Hace mucho tiempo que la educación en el Perú se ha quedado desfasada, sin cursos que ahonden en la coyuntura local, nacional e internacional. Por ejemplo, si tanto daño nos causan la corrupción y la informalidad, por qué no comenzamos a enseñarles a los alumnos cómo enderezar nuestro sistema.

La política anticorrupción suele ser un saludo a la bandera porque a los sectores público y privado llegan algunos profesionales creyendo que el arreglo bajo la mesa es el atajo para conseguir las cosas. Y no se trata solo de valores en la familia, sino que un ciclo de deontología en la universidad y civismo en el colegio no son suficientes.

La idea es que el curso de educación cívica, anunciado por el premier Alberto Otárola antes de presentarse ante el Congreso a inicios de años, vuelva como tal desde la primaria, no como personal social en un paquete de teorías. Ya en la secundaria se encuentra como desarrollo personal, pero va mezclado con otros temas como psicología.

De igual manera podría incluirse el curso de educación vial, con el ánimo de reducir el número de muertes originadas por malos conductores y peatones. Por ejemplo, nos han enseñado a cruzar las pistas, pero nada con aprender a conducir respetando a los demás. De ahí que no sabemos cómo debería ser una ciudad ordenada.

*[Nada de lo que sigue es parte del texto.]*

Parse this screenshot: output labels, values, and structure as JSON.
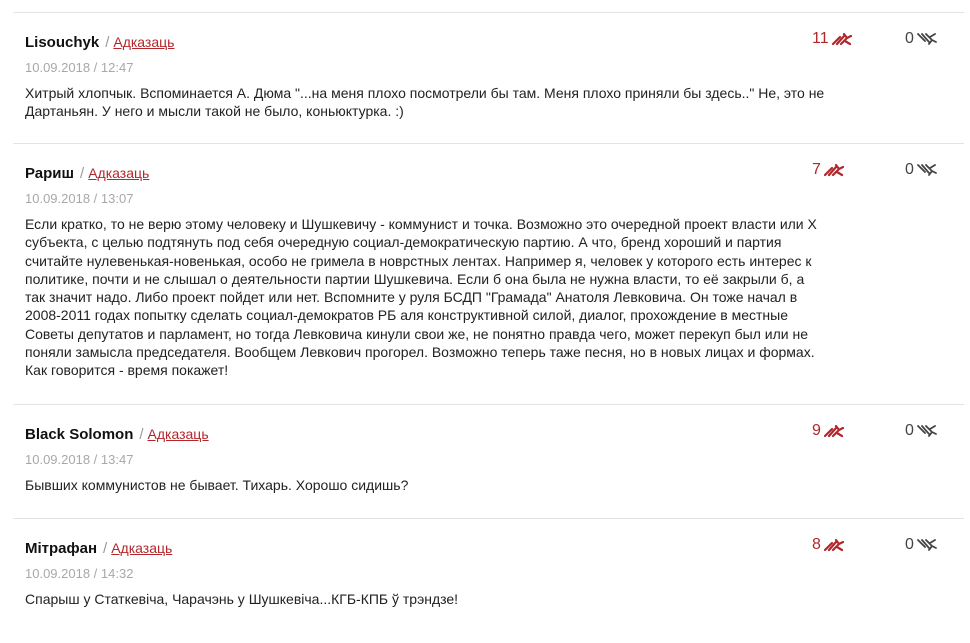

La informalidad bordea el 80% del país con empresas que mochan derechos a los trabajadores; vehículos que prestan servicio público sin sacar licencia; edificios y negocios que operan sin ningún permiso porque luego se regulariza; y hasta trabajadores del Congreso que aceptan laborar previo cupo mensual. ¿No podemos cambiar esto desde las instituciones educativas? Hay harta tarea.